Folha de S. Paulo


Casca de banana

Ao mesmo tempo em que ocupa espaço crescente nas páginas da Folha, o noticiário das denúncias de corrupção na administração paulistana corre o risco de patinar em uma infinidade de relatos sobre o dinheiro cobrado pelo fiscal X para acobertar a irregularidade Y.

Não que esses depoimentos careçam de valor noticioso. Mas, caso se contente com eles, ou mesmo com suas conexões na Câmara Municipal, o jornal terá perdido de vista que a vocação dessa história é chegar acima disso.

A máfia, que nas primeiras reportagens era "dos fiscais", é na verdade da prefeitura.

A Folha já não ignora o assunto, como fazia até semanas atrás. Não haveria como. Mas falta ao jornal um foco mais preciso do que está em jogo na investigação.

A edição de terça-feira era o retrato perfeito dessa pulverização: três páginas de cardápio variado, 11 textos e nenhuma articulação entre eles.

Cansei de perguntar, na crítica interna que diariamente envio à Redação, por que não vem sendo usado o recurso de "amarrar" o noticiário do dia em um texto de abertura que ordene os desdobramentos relevantes e forneça a memória necessária para acompanhar o caso.

Em vão. Concluí que talvez não se trate apenas de desinteresse pelo leitor, mas de dificuldade para identificar o que é importante.

É sinal também de pouco entusiasmo. Outros veículos, de olho no mal-estar da população com esse estado de coisas, já partiram para a campanha, não raro personalizada.

Não deve ser esse o caminho da Folha. Mas vale lembrar a advertência de seu projeto editorial: "o tratamento distanciado (...) não pode servir de álibi para uma neutralidade acomodada".

Se o jornal está convencido e deveria estar de que a máfia da propina pode representar, para a cobertura jornalística da administração municipal, algo semelhante ao que foi o Collorgate no plano federal, então a edição tem de deixar isso claro para o leitor.
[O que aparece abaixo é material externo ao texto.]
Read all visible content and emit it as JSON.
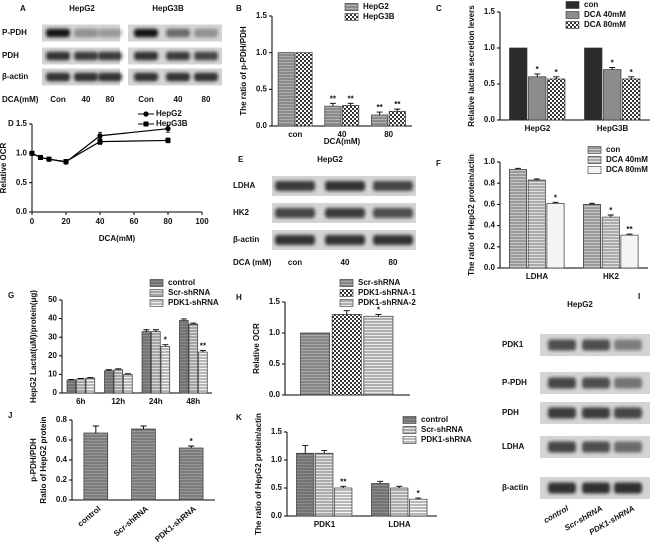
{
  "chart_data": [
    {
      "label": "B",
      "type": "bar",
      "y_label": "The ratio of p-PDH/PDH",
      "x_label": "DCA(mM)",
      "categories": [
        "con",
        "40",
        "80"
      ],
      "series": [
        {
          "name": "HepG2",
          "color": "#b0b0b0",
          "pattern": "lines",
          "values": [
            1,
            0.27,
            0.15
          ],
          "errors": [
            null,
            0.04,
            0.04
          ],
          "sig": [
            null,
            "**",
            "**"
          ]
        },
        {
          "name": "HepG3B",
          "color": "#ffffff",
          "pattern": "checker",
          "values": [
            1,
            0.28,
            0.2
          ],
          "errors": [
            null,
            0.03,
            0.03
          ],
          "sig": [
            null,
            "**",
            "**"
          ]
        }
      ],
      "ylim": [
        0,
        1.5
      ],
      "yticks": [
        {
          "value": 0,
          "label": "0.0"
        },
        {
          "value": 0.5,
          "label": "0.5"
        },
        {
          "value": 1,
          "label": "1.0"
        },
        {
          "value": 1.5,
          "label": "1.5"
        }
      ]
    },
    {
      "label": "C",
      "type": "bar",
      "y_label": "Relative lactate secretion levers",
      "categories": [
        "HepG2",
        "HepG3B"
      ],
      "series": [
        {
          "name": "con",
          "color": "#2b2b2b",
          "values": [
            1,
            1
          ]
        },
        {
          "name": "DCA 40mM",
          "color": "#8c8c8c",
          "values": [
            0.6,
            0.7
          ],
          "errors": [
            0.04,
            0.03
          ],
          "sig": [
            "*",
            "*"
          ]
        },
        {
          "name": "DCA 80mM",
          "color": "#ffffff",
          "pattern": "checker",
          "values": [
            0.57,
            0.57
          ],
          "errors": [
            0.03,
            0.03
          ],
          "sig": [
            "*",
            "*"
          ]
        }
      ],
      "ylim": [
        0,
        1.5
      ],
      "yticks": [
        {
          "value": 0,
          "label": "0.0"
        },
        {
          "value": 0.5,
          "label": "0.5"
        },
        {
          "value": 1,
          "label": "1.0"
        },
        {
          "value": 1.5,
          "label": "1.5"
        }
      ]
    },
    {
      "label": "D",
      "type": "line",
      "y_label": "Relative OCR",
      "x_label": "DCA(mM)",
      "x": [
        0,
        5,
        10,
        20,
        40,
        80
      ],
      "series": [
        {
          "name": "HepG2",
          "color": "#000000",
          "marker": "circle",
          "values": [
            1.0,
            0.93,
            0.9,
            0.85,
            1.3,
            1.42
          ],
          "errors": [
            0.03,
            0.03,
            0.03,
            0.03,
            0.06,
            0.06
          ]
        },
        {
          "name": "HepG3B",
          "color": "#000000",
          "marker": "square",
          "values": [
            1.0,
            0.93,
            0.9,
            0.86,
            1.2,
            1.22
          ],
          "errors": [
            0.03,
            0.03,
            0.03,
            0.03,
            0.05,
            0.04
          ]
        }
      ],
      "xlim": [
        0,
        100
      ],
      "xticks": [
        0,
        20,
        40,
        60,
        80,
        100
      ],
      "ylim": [
        0,
        1.5
      ],
      "yticks": [
        {
          "value": 0,
          "label": "0.0"
        },
        {
          "value": 0.5,
          "label": "0.5"
        },
        {
          "value": 1,
          "label": "1.0"
        },
        {
          "value": 1.5,
          "label": "1.5"
        }
      ]
    },
    {
      "label": "F",
      "type": "bar",
      "y_label": "The ratio of HepG2 protein/actin",
      "categories": [
        "LDHA",
        "HK2"
      ],
      "series": [
        {
          "name": "con",
          "color": "#c8c8c8",
          "pattern": "lines",
          "values": [
            0.93,
            0.6
          ],
          "errors": [
            0.01,
            0.01
          ]
        },
        {
          "name": "DCA 40mM",
          "color": "#e0e0e0",
          "pattern": "lines",
          "values": [
            0.83,
            0.48
          ],
          "errors": [
            0.01,
            0.02
          ],
          "sig": [
            null,
            "*"
          ]
        },
        {
          "name": "DCA 80mM",
          "color": "#f4f4f4",
          "values": [
            0.61,
            0.31
          ],
          "errors": [
            0.01,
            0.01
          ],
          "sig": [
            "*",
            "**"
          ]
        }
      ],
      "ylim": [
        0,
        1.0
      ],
      "yticks": [
        {
          "value": 0,
          "label": "0.0"
        },
        {
          "value": 0.2,
          "label": "0.2"
        },
        {
          "value": 0.4,
          "label": "0.4"
        },
        {
          "value": 0.6,
          "label": "0.6"
        },
        {
          "value": 0.8,
          "label": "0.8"
        },
        {
          "value": 1,
          "label": "1.0"
        }
      ]
    },
    {
      "label": "G",
      "type": "bar",
      "y_label": "HepG2 Lactat(uM)/protein(μg)",
      "categories": [
        "6h",
        "12h",
        "24h",
        "48h"
      ],
      "series": [
        {
          "name": "control",
          "color": "#8c8c8c",
          "pattern": "lines",
          "values": [
            7,
            12,
            33,
            39
          ],
          "errors": [
            0.3,
            0.5,
            1,
            0.8
          ]
        },
        {
          "name": "Scr-shRNA",
          "color": "#d8d8d8",
          "pattern": "lines",
          "values": [
            7.5,
            12.5,
            33,
            37
          ],
          "errors": [
            0.3,
            0.5,
            1,
            0.6
          ]
        },
        {
          "name": "PDK1-shRNA",
          "color": "#f4f4f4",
          "pattern": "lines",
          "values": [
            8,
            10,
            25,
            22
          ],
          "errors": [
            0.3,
            0.4,
            1,
            0.8
          ],
          "sig": [
            null,
            null,
            "*",
            "**"
          ]
        }
      ],
      "ylim": [
        0,
        50
      ],
      "yticks": [
        0,
        10,
        20,
        30,
        40,
        50
      ]
    },
    {
      "label": "H",
      "type": "bar",
      "y_label": "Relative OCR",
      "categories": [
        null
      ],
      "series": [
        {
          "name": "Scr-shRNA",
          "color": "#a8a8a8",
          "pattern": "lines",
          "values": [
            1.0
          ]
        },
        {
          "name": "PDK1-shRNA-1",
          "color": "#ffffff",
          "pattern": "checker",
          "values": [
            1.3
          ],
          "errors": [
            0.06
          ],
          "sig": [
            "*"
          ]
        },
        {
          "name": "PDK1-shRNA-2",
          "color": "#e8e8e8",
          "pattern": "lines",
          "values": [
            1.27
          ],
          "errors": [
            0.03
          ],
          "sig": [
            "*"
          ]
        }
      ],
      "ylim": [
        0,
        1.5
      ],
      "yticks": [
        {
          "value": 0,
          "label": "0.0"
        },
        {
          "value": 0.5,
          "label": "0.5"
        },
        {
          "value": 1,
          "label": "1.0"
        },
        {
          "value": 1.5,
          "label": "1.5"
        }
      ]
    },
    {
      "label": "J",
      "type": "bar",
      "y_label": [
        "Ratio of HepG2 protein",
        "p-PDH/PDH"
      ],
      "categories": [
        "control",
        "Scr-shRNA",
        "PDK1-shRNA"
      ],
      "color": "#9a9a9a",
      "pattern": "lines",
      "values": [
        0.67,
        0.71,
        0.52
      ],
      "errors": [
        0.07,
        0.03,
        0.02
      ],
      "sig": [
        null,
        null,
        "*"
      ],
      "ylim": [
        0,
        0.8
      ],
      "yticks": [
        {
          "value": 0,
          "label": "0.0"
        },
        {
          "value": 0.2,
          "label": "0.2"
        },
        {
          "value": 0.4,
          "label": "0.4"
        },
        {
          "value": 0.6,
          "label": "0.6"
        },
        {
          "value": 0.8,
          "label": "0.8"
        }
      ]
    },
    {
      "label": "K",
      "type": "bar",
      "y_label": "The ratio of HepG2 protein/actin",
      "categories": [
        "PDK1",
        "LDHA"
      ],
      "series": [
        {
          "name": "control",
          "color": "#8c8c8c",
          "pattern": "lines",
          "values": [
            1.12,
            0.58
          ],
          "errors": [
            0.14,
            0.04
          ]
        },
        {
          "name": "Scr-shRNA",
          "color": "#e4e4e4",
          "pattern": "lines",
          "values": [
            1.12,
            0.5
          ],
          "errors": [
            0.05,
            0.03
          ]
        },
        {
          "name": "PDK1-shRNA",
          "color": "#f6f6f6",
          "pattern": "lines",
          "values": [
            0.5,
            0.3
          ],
          "errors": [
            0.03,
            0.02
          ],
          "sig": [
            "**",
            "*"
          ]
        }
      ],
      "ylim": [
        0,
        1.5
      ],
      "yticks": [
        {
          "value": 0,
          "label": "0.0"
        },
        {
          "value": 0.5,
          "label": "0.5"
        },
        {
          "value": 1,
          "label": "1.0"
        },
        {
          "value": 1.5,
          "label": "1.5"
        }
      ]
    }
  ],
  "blots": [
    {
      "label": "A",
      "lines": [
        "HepG2",
        "HepG3B"
      ],
      "rows": [
        "P-PDH",
        "PDH",
        "β-actin"
      ],
      "lane_title": "DCA(mM)",
      "lanes": [
        "Con",
        "40",
        "80",
        "Con",
        "40",
        "80"
      ]
    },
    {
      "label": "E",
      "title": "HepG2",
      "rows": [
        "LDHA",
        "HK2",
        "β-actin"
      ],
      "lane_title": "DCA (mM)",
      "lanes": [
        "con",
        "40",
        "80"
      ]
    },
    {
      "label": "I",
      "title": "HepG2",
      "rows": [
        "PDK1",
        "P-PDH",
        "PDH",
        "LDHA",
        "β-actin"
      ],
      "lanes": [
        "control",
        "Scr-shRNA",
        "PDK1-shRNA"
      ]
    }
  ]
}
Atirando a esmo, a Folha chegou com um dia de atraso à informação mais relevante da semana que passou: o reconhecimento à polícia, feito por Roberto Rocha, de que sua empresa, a Enterpa, pagava propina à Regional da Penha.

Na mesma quarta-feira em que levou o "furo" do concorrente local, a Folha deu uma contribuição sua ao noticiário: a revelação de que o filho de Vicente Viscome, até aqui o vereador mais implicado nas denúncias, era funcionário "fantasma" da Companhia de Engenharia de Tráfego.

A diferença entre as duas notícias é reveladora do tipo de problema que a Folha vem enfrentando para avançar nessa investigação.

Não chega a ser irrelevante acrescentar um filho "fantasma" à lista já extensa de irregularidades pregada nas costas do vereador. Mas também não altera o rumo das coisas.

O depoimento do dono da empresa de coleta de lixo explícito como nada visto nas apurações do esquema PC colocou a história toda em um novo patamar, mais próximo do Executivo municipal.

Na quinta-feira começaram os trabalhos da CPI. E a Folha, que gosta de repetir que a comissão é um show, aparentemente teve sua visão ofuscada pelo espetáculo.

No dia seguinte, trouxe uma edição repleta de frases coloridas da depoente Tânia de Paula, algo como os "melhores momentos" e alguns de fato eram muito bons da namorada e parceira de Viscome.
O jornal desceu ao detalhe de registrar, em uma nota, que as respostas dela "continham erros gramaticais: pra mim fazer, pra mim pegar".

Enquanto isso, passou por entre as pernas da Folha mas não pelas do "Jornal do Brasil" e do "Estado" a informação de que a assessora mencionou, em seu depoimento, duas pessoas que, de acordo com ela, estariam um degrau acima na rede de corrupção da Regional da Penha: Silvio Rocha, que foi ligado a Paulo Maluf e ensaiou romper com ele no ano passado, e o coronel da reserva Ivan Márcio Gitahy, também apresentado como homem do ex-prefeito.

Como se vê, é tolice perder tempo com os deslizes gramaticais de Tânia de Paula, seja porque a Folha comete os seus, seja porque há coisas importantes à espera de atenção da reportagem.

Por mais folclórica que seja a dupla Viscome-Tânia, por mais estupefação que causem envelopes de dinheiro entregues a este ou aquele vereador, não é aí que termina a história.

Nenhum problema em que a cobertura seja extensa, desde que o jornal saiba diferenciar para si e para o leitor o essencial do acessório, e não fique sentado à espera do que lhe é servido pela tríade CPI-polícia-Ministério Público.

Faz parte do jogo, em um trabalho investigativo com tantas ramificações, avançar, recuar e, eventualmente, apostar em coisas que não vingam. Só não vale ficar escorregando em casca de banana.